Story and photos by Matt Frane
It all started in August when my friend Jack was riding his four-wheeler out behind his property when, all of a sudden, a buck jumped up right in front of him. His antlers were tall, thick and full of velvet, and they just kept looking bigger and bigger as Jack continued to ride and look in amazement.
In the coming weeks, he began putting up some trail cameras to try and capture the buck’s whereabouts and movement pattern. He couldn’t get a clear close up of the buck, but he did manage to get a photo showing the buck in the distance, his rack still growing like crazy.
He eventually showed the photo to me and man did I get excited. I told him I had to get out there with him and hopefully hunt the massive buck. It took a little convincing but he was nice enough to let me on his property that following season.
Once the season started, we began hunting pretty hard. We experienced many days of just seeing spikes, does, and young six-pointers.
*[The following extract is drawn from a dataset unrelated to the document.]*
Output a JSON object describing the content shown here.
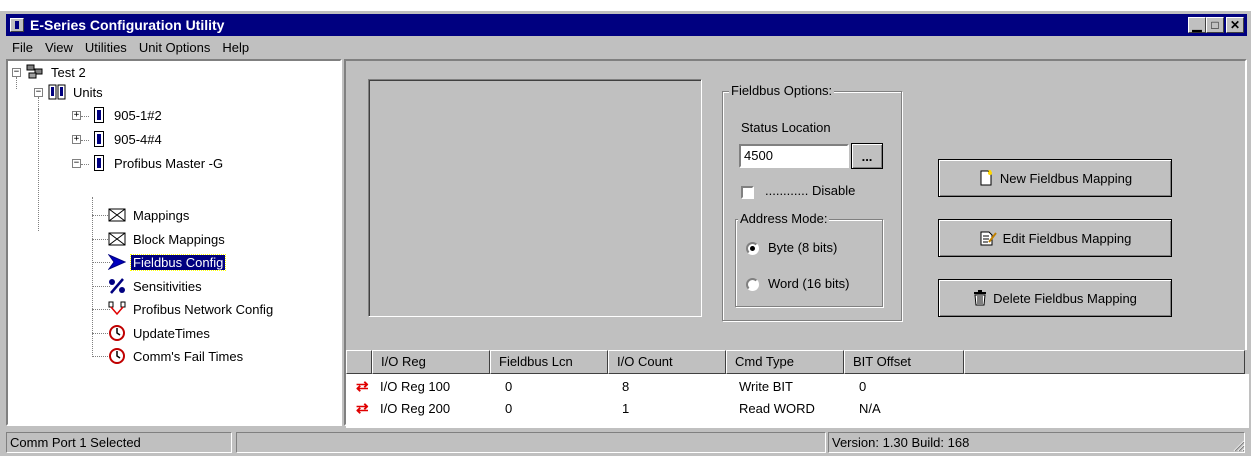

We hadn’t caught sight of any big bucks, particularly the one we were hunting.
Then, one Monday after we were leaving our tree stands after a morning hunt, Jack and I met up and began walking down along this cut cornfield. We came to a big oak tree and I said to him, “I think one of us should set up in this tree along the field where the buck jumped up and ran in front of you while you were riding the ATV.”
Then, without notice, I saw what I couldn’t believe: A massive buck was walking our way. I whispered excitedly, “Jack, there is a big buck coming… grab your bow now!”
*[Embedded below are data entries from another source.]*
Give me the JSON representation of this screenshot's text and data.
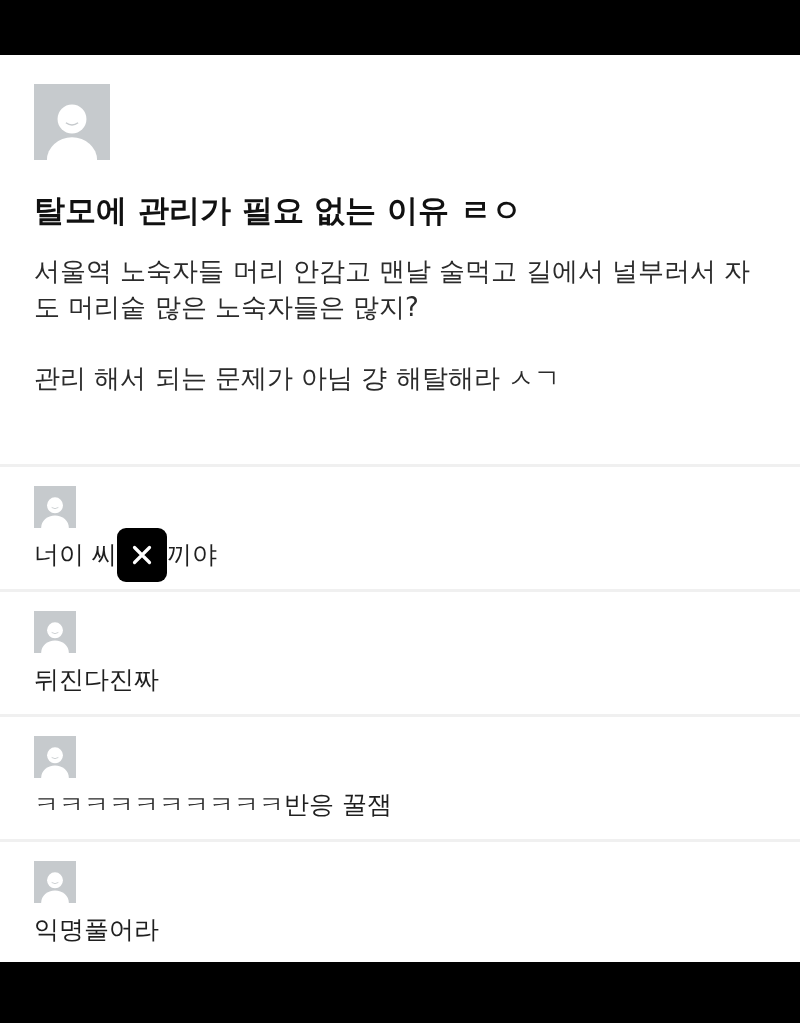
{
  "post": {
    "title": "탈모에 관리가 필요 없는 이유 ㄹㅇ",
    "body": [
      "서울역 노숙자들 머리 안감고 맨날 술먹고 길에서 널부러서 자도 머리숱 많은 노숙자들은 많지?",
      "관리 해서 되는 문제가 아님 걍 해탈해라 ㅅㄱ"
    ]
  },
  "comments": [
    {
      "kind": "censored",
      "parts": [
        "너이 씨",
        "끼야"
      ]
    },
    {
      "kind": "plain",
      "text": "뒤진다진짜"
    },
    {
      "kind": "plain",
      "text": "ㅋㅋㅋㅋㅋㅋㅋㅋㅋㅋ반응 꿀잼"
    },
    {
      "kind": "plain",
      "text": "익명풀어라"
    }
  ]
}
As he went to grab his bow, I ran to grab mine and then I ran to try and cut off the buck at the other end of the field. Sprinting through the tall grass, I fell on my face not looking where I was running as I was trying to track the deer’s movements. As I did this, again, I couldn’t believe my eyes: The buck casually slowed to a walk and then he just laid down right in the middle of the field!
Perfect...I thought. This is it! I was about 60 yards away so I needed to sneak in a little closer, at least to about 40 yards in order to get a good shot. As I approached, he got up and was gone. I was definitely bummed, but at least I had a close call—and it wasn’t the bomber buck we were hunting.
Waiting for Action
A few weeks later we were out hunting again. We had a mild south wind that day with a temperature of about 50 degrees Fahrenheit. Perfect hunting conditions.
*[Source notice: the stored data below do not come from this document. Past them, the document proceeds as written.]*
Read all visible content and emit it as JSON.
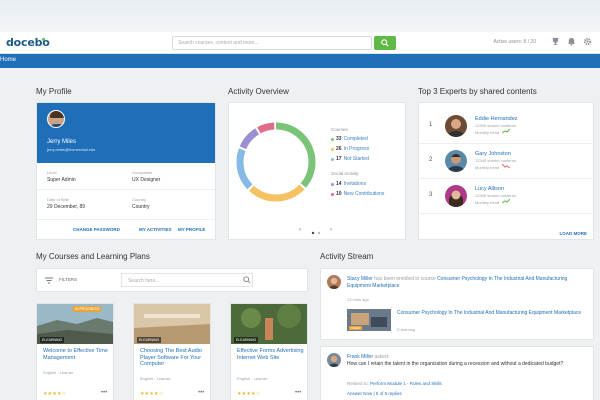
{
  "colors": {
    "primary": "#1e6fb8",
    "accent": "#5fb946",
    "completed": "#7cc37a",
    "in_progress": "#f4c262",
    "not_started": "#85b9e6",
    "invitations": "#9b8fd1",
    "new_contributions": "#e06b8b"
  },
  "header": {
    "logo": "docebo",
    "search_placeholder": "Search courses, content and more...",
    "active_users": "Active users: 8 / 20",
    "icons": [
      "search-icon",
      "trophy-icon",
      "bell-icon",
      "gear-icon"
    ]
  },
  "nav": {
    "label": "Home"
  },
  "profile": {
    "section_title": "My Profile",
    "name": "Jerry Miles",
    "email": "jerry.miles@homeretail.info",
    "fields": [
      {
        "label": "Level",
        "value": "Super Admin"
      },
      {
        "label": "Occupation",
        "value": "UX Designer"
      },
      {
        "label": "Date of Birth",
        "value": "29 December, 89"
      },
      {
        "label": "Country",
        "value": "Country"
      }
    ],
    "links": [
      "CHANGE PASSWORD",
      "MY ACTIVITIES",
      "MY PROFILE"
    ]
  },
  "activity": {
    "section_title": "Activity Overview",
    "courses_label": "Courses",
    "social_label": "Social Activity",
    "completed": {
      "count": "33",
      "label": "Completed"
    },
    "in_progress": {
      "count": "26",
      "label": "In Progress"
    },
    "not_started": {
      "count": "17",
      "label": "Not Started"
    },
    "invitations": {
      "count": "14",
      "label": "Invitations"
    },
    "new_contributions": {
      "count": "10",
      "label": "New Contributions"
    },
    "pager": {
      "prev": "‹",
      "next": "›"
    }
  },
  "experts": {
    "section_title": "Top 3 Experts by shared contents",
    "items": [
      {
        "rank": "1",
        "name": "Eddie Hernandez",
        "sub": "12345 shared contents",
        "trend": "Monthly trend"
      },
      {
        "rank": "2",
        "name": "Gary Johnston",
        "sub": "12345 shared contents",
        "trend": "Monthly trend"
      },
      {
        "rank": "3",
        "name": "Lucy Allison",
        "sub": "12345 shared contents",
        "trend": "Monthly trend"
      }
    ],
    "load_more": "LOAD MORE"
  },
  "courses": {
    "section_title": "My Courses and Learning Plans",
    "filters_label": "FILTERS",
    "search_placeholder": "Search here...",
    "items": [
      {
        "badge": "IN PROGRESS",
        "tag": "ELEARNING",
        "title": "Welcome to Effective Time Management",
        "meta": "English - Learner",
        "stars": "★★★★☆",
        "more": "•••"
      },
      {
        "badge": "",
        "tag": "ELEARNING",
        "title": "Choosing The Best Audio Player Software For Your Computer",
        "meta": "English - Learner",
        "stars": "★★★★☆",
        "more": "•••"
      },
      {
        "badge": "",
        "tag": "ELEARNING",
        "title": "Effective Forms Advertising Internet Web Site",
        "meta": "English - Learner",
        "stars": "★★★★☆",
        "more": "•••"
      }
    ]
  },
  "stream": {
    "section_title": "Activity Stream",
    "item1": {
      "user": "Stacy Miller",
      "action": "has been enrolled in course",
      "course": "Consumer Psychology In The Industrial And Manufacturing Equipment Marketplace",
      "time": "23 mins ago",
      "thumb_tag": "VIDEO",
      "course_line": "Consumer Psychology In The Industrial And Manufacturing Equipment Marketplace",
      "course_sub": "E-learning"
    },
    "item2": {
      "user": "Frank Miller",
      "action": "asked:",
      "question": "How can I retain the talent in the organization during a recession and without a dedicated budget?",
      "related_label": "Related to:",
      "related": "Perform Module 1 - Roles and Skills",
      "actions": "Answer Now  |  5 of 5 replies"
    }
  }
}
Jack and I were about 60 yards apart in the oaks north of the corn field at the bottom of a little draw. So far this season, the deer seemed to head south to north through the corn and then they would pop out into the woods.
It was about 2:00 p.m. when we got on the stand. I was sitting about 25 feet up in this hard, noisy shagbark hickory with my back to the south and shooting lanes to my east and west. It wasn’t but an hour into the hunt when I heard a loud crash through the woods.
I looked to my right and noticed a small six-pointer running with an arrow in him! My adrenaline was rushing now from all the noise and movement. Alright! Jack got one!
As I waited to get down, all sounds began to die off. But then, about 30 minutes later, I heard crunching leaves to my left and, at about 10 feet away, I see this buck with his nose to the ground and tree trunks coming out of the top of his head!
My heart was suddenly in my throat and I began to quiver almost uncontrollably. Moments later, he swiveled his head slowly and then stared right up at me… his eyes boring holes in my buck-fever shaking body.
Then, I hear a loud buck grunt…which I’m pretty sure from Jack, who is set up in his stand about 60 yards behind me. The buck quickly looks away.
Now I debate—do I stand up in this squeaky climber or do I just draw back from my seat? Do I wait for him to turn away or do I just shoot? As Jack continues to grunt, the buck seems to lose interest in it and in me. He puts his nose back to the ground, and I make my move to shoot.
The stand squeaks, but I continue to draw my bow. I aim as well as I could under the circumstances, and a split second later, the bow recoils and I hear the arrow’s impact.
The buck jumps once the arrow hits and then races away to a nearby tree. Then, unbelievably, he starts rubbing it. Then he slowly begins to wobble and crashes to the floor. I can’t believe it. I just shot the buck of a lifetime!